Il est évident que les classes être, substance, corps, ne vous apprennent rien de relatif à la position de Paul sur notre planète; il ne l'est pas moins que si vous cherchez Paul dans la classe générale homme, vous userez inutilement la vie à parcourir la terre et les mers, les îles et les continens; que, si vous le cherchez dans la classe moins générale Européen, ou même dans la classe, encore moins générale, Français, vous ne serez guère plus heureux; et qu'enfin il vous deviendra possible, quoique assez difficile, de le rencontrer dans la classe la moins générale Parisien.

De même, vous savez d'un homme qu'il est savant: jusque-là vous en êtes bien éloigné. On vous dit qu'il est poëte, vous en approchez un peu. On ajoute qu'il est poëte tragiqne, vous en êtes plus près; que c'est un poëte tragique du siècle de Louis XIV, le champ de vos recherches s'est prodigieusement resserré; enfin, que c'est un grand poëte tragique, vous n'avez plus qu'à choisir entre Corneille et Racine.

Encore un exemple. L'idée générale, ou la classe générale sentiment, vous fait connaître, d'une manière bien imparfaite, l'intelligence de l'homme, ou plutôt, elle ne vous en donne aucune connaissance.

Divisez cette classe générale en quatre classes subordonnées, sentiment-sensation, sentiment des opérations de l'esprit, sentiment des гарports, sentiment moral: vous avez fait un grand pas, mais vous ne touchez point encore à l'intelligence.

Divisez chacun de ces quatre sentimens, en sentimens confus et sentimens distincts : vous êtes aux idées, au commencement de l'intelligence.

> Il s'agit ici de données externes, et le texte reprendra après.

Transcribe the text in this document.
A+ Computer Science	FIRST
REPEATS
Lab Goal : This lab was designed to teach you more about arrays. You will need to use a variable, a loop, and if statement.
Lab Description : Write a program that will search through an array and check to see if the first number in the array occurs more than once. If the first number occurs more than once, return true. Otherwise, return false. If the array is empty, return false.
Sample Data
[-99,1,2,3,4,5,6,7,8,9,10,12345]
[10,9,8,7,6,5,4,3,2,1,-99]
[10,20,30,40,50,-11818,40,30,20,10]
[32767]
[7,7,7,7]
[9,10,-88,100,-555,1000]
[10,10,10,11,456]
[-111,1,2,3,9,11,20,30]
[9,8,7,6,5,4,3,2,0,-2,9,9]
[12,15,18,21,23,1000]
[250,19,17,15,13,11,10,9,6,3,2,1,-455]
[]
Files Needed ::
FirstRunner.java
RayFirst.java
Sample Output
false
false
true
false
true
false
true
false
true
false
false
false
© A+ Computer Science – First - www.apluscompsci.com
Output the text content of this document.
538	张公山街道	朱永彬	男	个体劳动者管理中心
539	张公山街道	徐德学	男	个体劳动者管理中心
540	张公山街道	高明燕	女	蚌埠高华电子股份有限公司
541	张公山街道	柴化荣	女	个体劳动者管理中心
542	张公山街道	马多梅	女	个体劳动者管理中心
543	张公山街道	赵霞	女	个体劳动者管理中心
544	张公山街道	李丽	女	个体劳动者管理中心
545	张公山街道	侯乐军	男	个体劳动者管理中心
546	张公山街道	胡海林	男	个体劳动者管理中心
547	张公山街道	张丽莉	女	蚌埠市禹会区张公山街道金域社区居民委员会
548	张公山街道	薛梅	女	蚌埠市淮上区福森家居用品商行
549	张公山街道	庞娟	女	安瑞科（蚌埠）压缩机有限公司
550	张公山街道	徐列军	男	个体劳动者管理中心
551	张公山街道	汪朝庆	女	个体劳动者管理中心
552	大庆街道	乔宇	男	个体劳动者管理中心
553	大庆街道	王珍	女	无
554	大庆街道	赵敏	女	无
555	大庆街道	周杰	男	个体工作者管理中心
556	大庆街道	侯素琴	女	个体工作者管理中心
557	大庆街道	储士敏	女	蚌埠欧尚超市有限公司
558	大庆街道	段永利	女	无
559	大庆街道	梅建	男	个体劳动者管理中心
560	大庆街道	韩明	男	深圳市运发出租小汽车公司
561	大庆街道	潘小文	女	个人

Distribuez la classe des sentimens distincts, ou des idées, en idées sensibles, idées intellectuelles, idées morales: l'intelligence se montre presque à découvert.

Continuez vos classes: que ces trois espèces d'idées soient absolues ou relatives, et qu'enfin elles soient acquises, ou par l'attention, ou par la comparaison, ou par le raisonnement, vous aurez de l'intelligence de l'homme, une connaissance, sinon parfaite, du moins égale, ou supérieure à la plupart des connaissances dont se vante la philosophie.

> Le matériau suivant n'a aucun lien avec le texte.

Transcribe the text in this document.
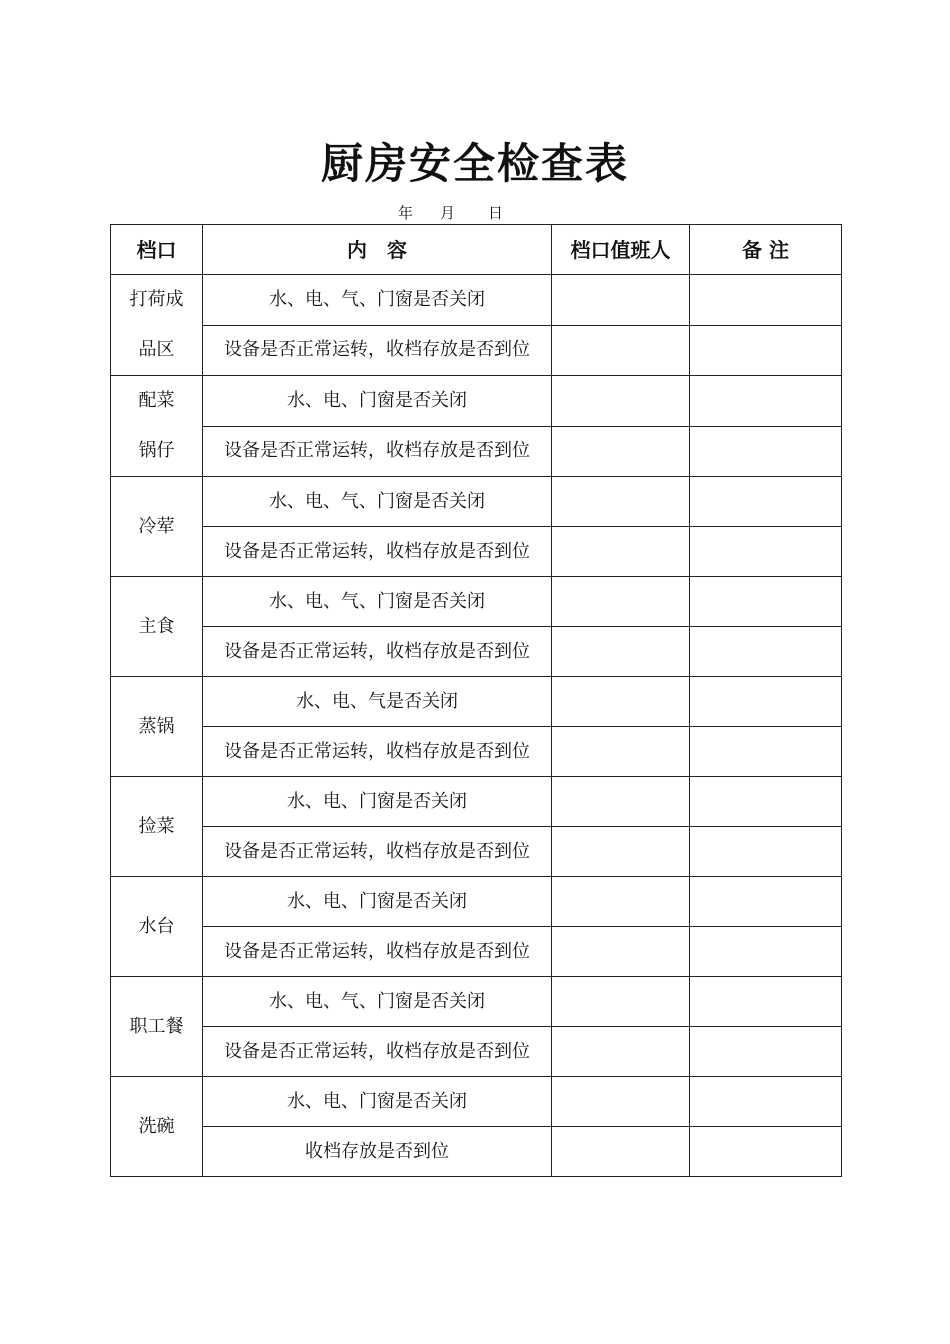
厨房安全检查表
年 月 日
档口	内　容	档口值班人	备 注

打荷成
品区	水、电、气、门窗是否关闭		
	设备是否正常运转，收档存放是否到位		

配菜
锅仔	水、电、门窗是否关闭		
	设备是否正常运转，收档存放是否到位		
冷荤	水、电、气、门窗是否关闭		
	设备是否正常运转，收档存放是否到位		
主食	水、电、气、门窗是否关闭		
	设备是否正常运转，收档存放是否到位		
蒸锅	水、电、气是否关闭		
	设备是否正常运转，收档存放是否到位		
捡菜	水、电、门窗是否关闭		
	设备是否正常运转，收档存放是否到位		
水台	水、电、门窗是否关闭		
	设备是否正常运转，收档存放是否到位		
职工餐	水、电、气、门窗是否关闭		
	设备是否正常运转，收档存放是否到位		
洗碗	水、电、门窗是否关闭		
	收档存放是否到位		
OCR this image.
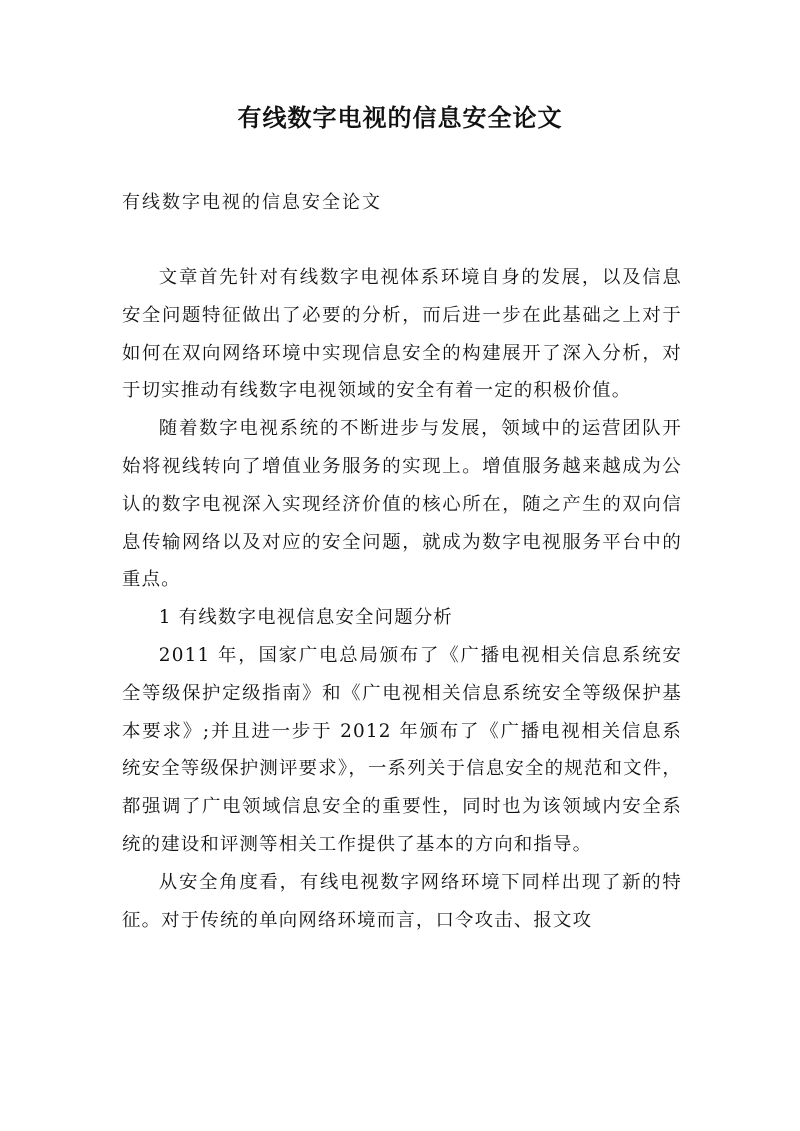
有线数字电视的信息安全论文

有线数字电视的信息安全论文

文章首先针对有线数字电视体系环境自身的发展，以及信息安全问题特征做出了必要的分析，而后进一步在此基础之上对于如何在双向网络环境中实现信息安全的构建展开了深入分析，对于切实推动有线数字电视领域的安全有着一定的积极价值。

随着数字电视系统的不断进步与发展，领域中的运营团队开始将视线转向了增值业务服务的实现上。增值服务越来越成为公认的数字电视深入实现经济价值的核心所在，随之产生的双向信息传输网络以及对应的安全问题，就成为数字电视服务平台中的重点。

1 有线数字电视信息安全问题分析

2011 年，国家广电总局颁布了《广播电视相关信息系统安全等级保护定级指南》和《广电视相关信息系统安全等级保护基本要求》;并且进一步于 2012 年颁布了《广播电视相关信息系统安全等级保护测评要求》，一系列关于信息安全的规范和文件，都强调了广电领域信息安全的重要性，同时也为该领域内安全系统的建设和评测等相关工作提供了基本的方向和指导。

从安全角度看，有线电视数字网络环境下同样出现了新的特征。对于传统的单向网络环境而言，口令攻击、报文攻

On voit donc que, pour connaître les différens objets de la nature, il ne suffit pas d'en avoir des idées très-générales. Les idées générales représentent exclusivement ce que plusieurs êtres ont de commun; elle ne caractérisent rien. L'idée générale homme ne vous fera pas connaître le peuple romain; elle ne vous

fera pas connaître César ou Pompée. De l'idée générale science, vous ne ferez pas sortir la chimie, ou la métaphysique. L'idée générale substance ne vous instruira, ni des propriétés des corps, ni des propriétés des esprits; enfin, l'idée la plus générale de toutes, l'étre, l'existence, sera la plus stérile des idées.

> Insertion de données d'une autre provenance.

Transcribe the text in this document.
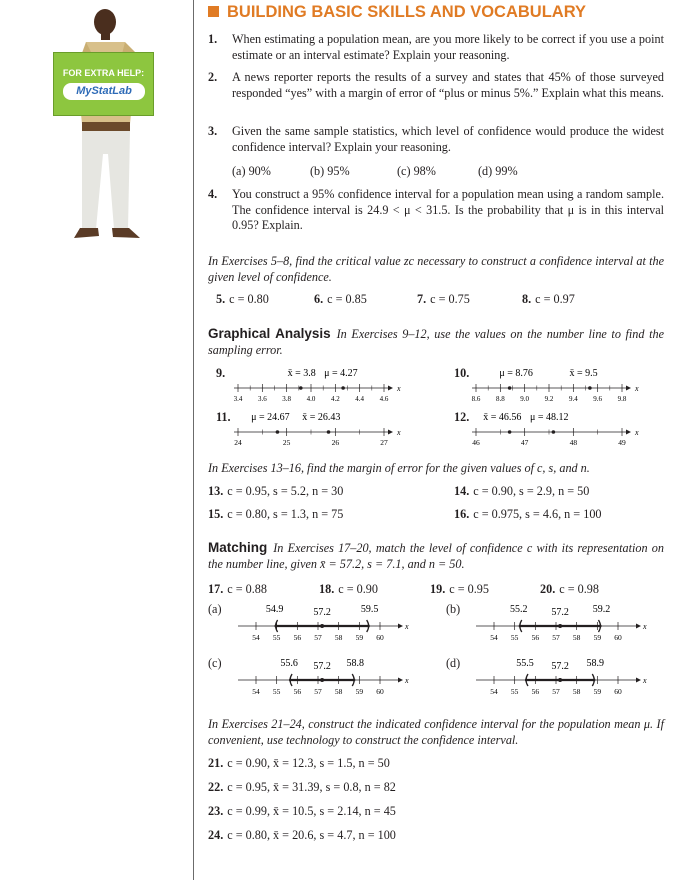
FOR EXTRA HELP:
MyStatLab
BUILDING BASIC SKILLS AND VOCABULARY
1. When estimating a population mean, are you more likely to be correct if you use a point estimate or an interval estimate? Explain your reasoning.
2. A news reporter reports the results of a survey and states that 45% of those surveyed responded “yes” with a margin of error of “plus or minus 5%.” Explain what this means.
3. Given the same sample statistics, which level of confidence would produce the widest confidence interval? Explain your reasoning.
(a) 90%	(b) 95%	(c) 98%	(d) 99%
4. You construct a 95% confidence interval for a population mean using a random sample. The confidence interval is 24.9 < μ < 31.5. Is the probability that μ is in this interval 0.95? Explain.
In Exercises 5–8, find the critical value zc necessary to construct a confidence interval at the given level of confidence.
5. c = 0.80	6. c = 0.85	7. c = 0.75	8. c = 0.97
Graphical Analysis In Exercises 9–12, use the values on the number line to find the sampling error.
9.	10.
11.	12.
x
3.4 3.6 3.8 4.0 4.2 4.4 4.6
x̄ = 3.8 μ = 4.27
x
8.6 8.8 9.0 9.2 9.4 9.6 9.8
μ = 8.76	x̄ = 9.5
x
24	25	26	27
μ = 24.67 x̄ = 26.43
x
46	47	48	49
x̄ = 46.56 μ = 48.12
In Exercises 13–16, find the margin of error for the given values of c, s, and n.
13. c = 0.95, s = 5.2, n = 30	14. c = 0.90, s = 2.9, n = 50
15. c = 0.80, s = 1.3, n = 75	16. c = 0.975, s = 4.6, n = 100
Matching In Exercises 17–20, match the level of confidence c with its representation on the number line, given x̄ = 57.2, s = 7.1, and n = 50.
17. c = 0.88	18. c = 0.90	19. c = 0.95	20. c = 0.98
(a)	(b)
(c)	(d)
x
54 55 56 57 58 59 60
54.9	57.2	59.5
x
54 55 56 57 58 59 60
55.2 57.2 59.2
x
54 55 56 57 58 59 60
55.6 57.2 58.8
x
54 55 56 57 58 59 60
55.5 57.2 58.9
In Exercises 21–24, construct the indicated confidence interval for the population mean μ. If convenient, use technology to construct the confidence interval.
21. c = 0.90, x̄ = 12.3, s = 1.5, n = 50
22. c = 0.95, x̄ = 31.39, s = 0.8, n = 82
23. c = 0.99, x̄ = 10.5, s = 2.14, n = 45
24. c = 0.80, x̄ = 20.6, s = 4.7, n = 100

Il est vrai que ces mots, étre, substance, servent à désigner la réalité des choses. La substance d'un corps, c'est quelquefois la totalité de ses propriétés et de ses attributs; l'être, c'est l'être des êtres, c'est l'existence divine.

Connaître ainsi les substances peut être un désir de l'homme, mais un désir qui ne sera jamais entièrement satisfait : connaître ainsi l'existence, ce serait être Dieu.

Aussi, dans ces manières de s'exprimer, les idées ont-elles perdu leur généralité pour s'individualiser dans leur objet.

Chez les anciens, Homère était le poëte, Aristide était le juste, Socrate le sage.

Il y a des philosophes dont l'esprit se trouble et s'anéantit devant l'idée d'existence. Qu'a donc cette idée de si mystérieux ?

L'idée d'existence est, ou la plus générale des idées, ou elle est individuelle; elle exprime, ou un point de vue commun à tous les êtres individuels, ou bien elle a pour objet chacun des êtres individuels pris dans son intégrité, ou même la totalité des êtres.

Sous le premier point de vue, l'idée d'existence n'offre pas plus de difficulté que toute autre idée générale; elle en offre moins, puisqu'elle est la plus générale.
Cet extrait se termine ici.